The British Retail Consortium (BRC) revealed like-for-like sales values increased by 0.7% year-on-year in November, but said underlying volumes were virtually flat once inflation was stripped out.
Like-for-like sales growth dropped slightly from 0.8% in October as consumers restricted their spending because of fears over their financial security and uncertainty over the economy.
The BRC described November as another difficult month for retailers.
The figures do not include the effects of the recent snowy weather which impacted sales by keeping shoppers at home and disrupting deliveries.
Sales in early December are expected to be hit by the adverse weather, but the BRC hopes retailers will make up the sales in the next three weeks.
BRC director general Stephen Robertson said: “With the final run-up under way, Christmas performance is delicately poised,” he said.
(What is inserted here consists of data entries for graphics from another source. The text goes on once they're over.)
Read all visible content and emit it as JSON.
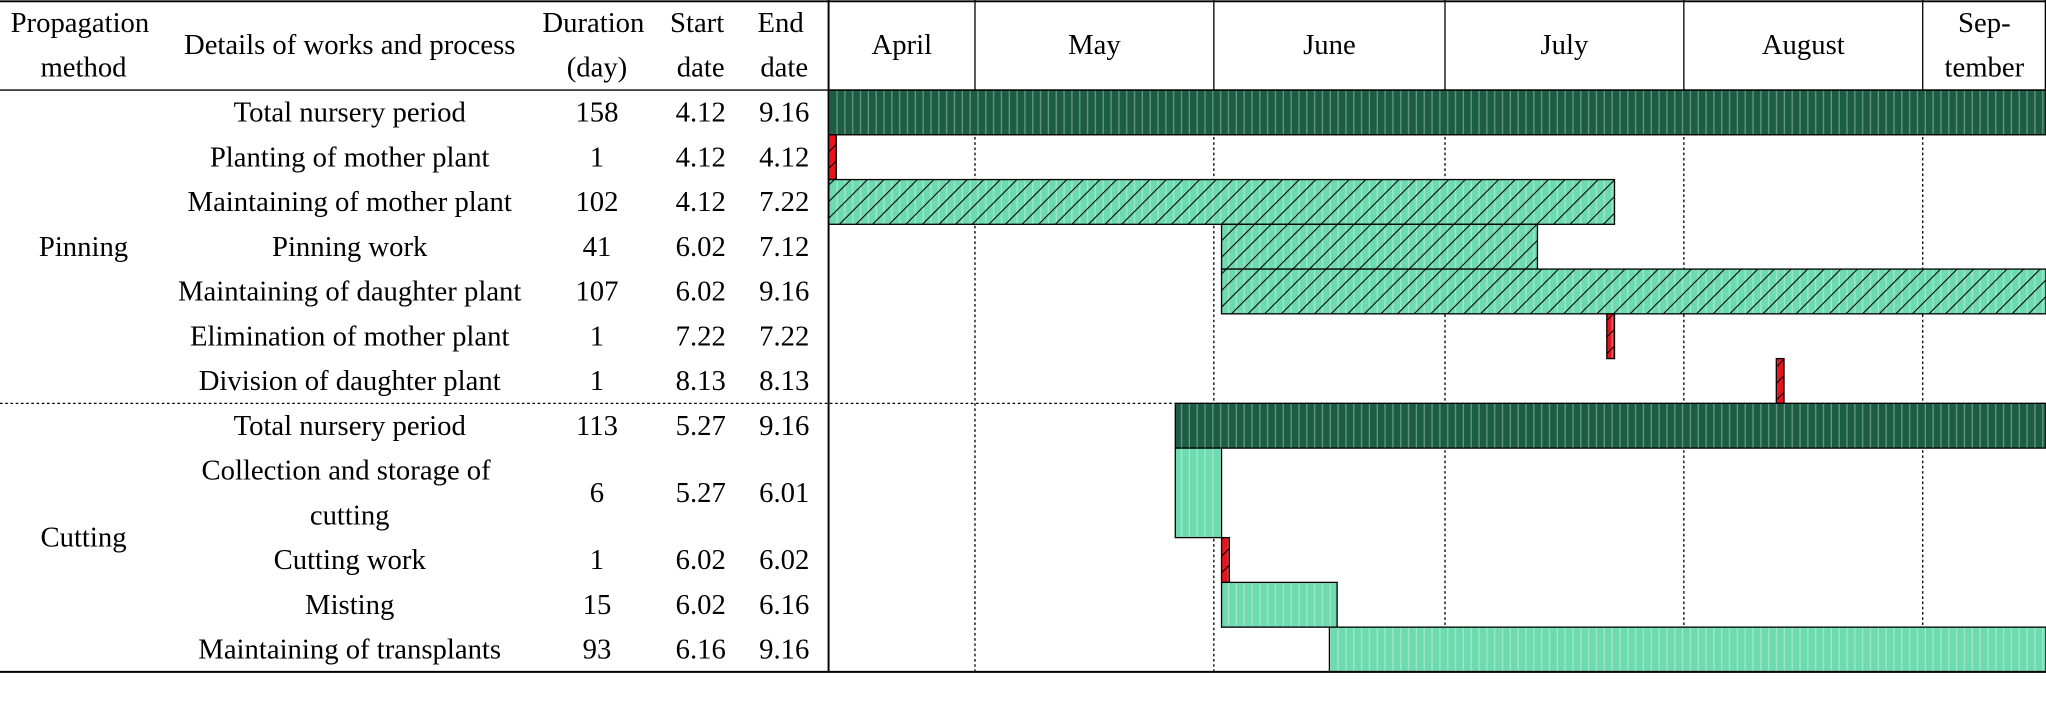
{
  "header": {
    "method": "Propagation method",
    "details": "Details of works and process",
    "duration": "Duration (day)",
    "start": "Start date",
    "end": "End date"
  },
  "months": [
    "April",
    "May",
    "June",
    "July",
    "August",
    "Sep-tember"
  ],
  "groups": [
    {
      "method": "Pinning",
      "rows": [
        {
          "task": "Total nursery period",
          "duration": 158,
          "start": "4.12",
          "end": "9.16",
          "color": "#1b5e44",
          "hatch": false
        },
        {
          "task": "Planting of mother plant",
          "duration": 1,
          "start": "4.12",
          "end": "4.12",
          "color": "#e8141c",
          "hatch": true
        },
        {
          "task": "Maintaining of mother plant",
          "duration": 102,
          "start": "4.12",
          "end": "7.22",
          "color": "#6ddab0",
          "hatch": true
        },
        {
          "task": "Pinning work",
          "duration": 41,
          "start": "6.02",
          "end": "7.12",
          "color": "#6ddab0",
          "hatch": true
        },
        {
          "task": "Maintaining of daughter plant",
          "duration": 107,
          "start": "6.02",
          "end": "9.16",
          "color": "#6ddab0",
          "hatch": true
        },
        {
          "task": "Elimination of mother plant",
          "duration": 1,
          "start": "7.22",
          "end": "7.22",
          "color": "#e8141c",
          "hatch": true
        },
        {
          "task": "Division of daughter plant",
          "duration": 1,
          "start": "8.13",
          "end": "8.13",
          "color": "#e8141c",
          "hatch": true
        }
      ]
    },
    {
      "method": "Cutting",
      "rows": [
        {
          "task": "Total nursery period",
          "duration": 113,
          "start": "5.27",
          "end": "9.16",
          "color": "#1b5e44",
          "hatch": false
        },
        {
          "task": "Collection and storage of cutting",
          "duration": 6,
          "start": "5.27",
          "end": "6.01",
          "color": "#6ddab0",
          "hatch": false
        },
        {
          "task": "Cutting work",
          "duration": 1,
          "start": "6.02",
          "end": "6.02",
          "color": "#e8141c",
          "hatch": true
        },
        {
          "task": "Misting",
          "duration": 15,
          "start": "6.02",
          "end": "6.16",
          "color": "#6ddab0",
          "hatch": false
        },
        {
          "task": "Maintaining of transplants",
          "duration": 93,
          "start": "6.16",
          "end": "9.16",
          "color": "#6ddab0",
          "hatch": false
        }
      ]
    }
  ]
}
“Retailers will be hoping disruption eases so that sales lost early in the month are made up over the next couple of weeks and not lost entirely.”
Clothing sales returned to growth after the first decline in almost a year in October as the coldest November since 1993 prompted consumers to buy winter outfits.
Sales of footwear, particularly boots, were also boosted by the winter weather and fashion trends although general womenswear continued to struggle.
Sales of non-food items on the internet grew 10 times quicker than the rest of the retail sector, clocking up 17.6% growth following a slight fall in October.
Consumers continue to grow more comfortable with spending online, but internet sales still account for just 6% of retail sales, said the BRC.
The cold snap is expected to further boost internet sales in December as consumers opt to stay indoors and wait for deliveries rather than brave the elements on the high street, it added.
Food sales were also strong last month, mainly as a result of inflation, with consumers snapping up traditional Christmas treats such as luxury Christmas puddings.
The cold weather prompted consumers to buy hearty food such as soup, pies and puddings.
However, homeware sales slowed last month, with a larger year-on-year decline than in October.
Meanwhile, a survey by accountancy firm RSM Tenon revealed the number of retailers that fell into administration decreased in the third quarter of the year at a slower rate than other sectors of the economy.
The firm fears the VAT increase on January 4 could create a wave of retail administrations next year.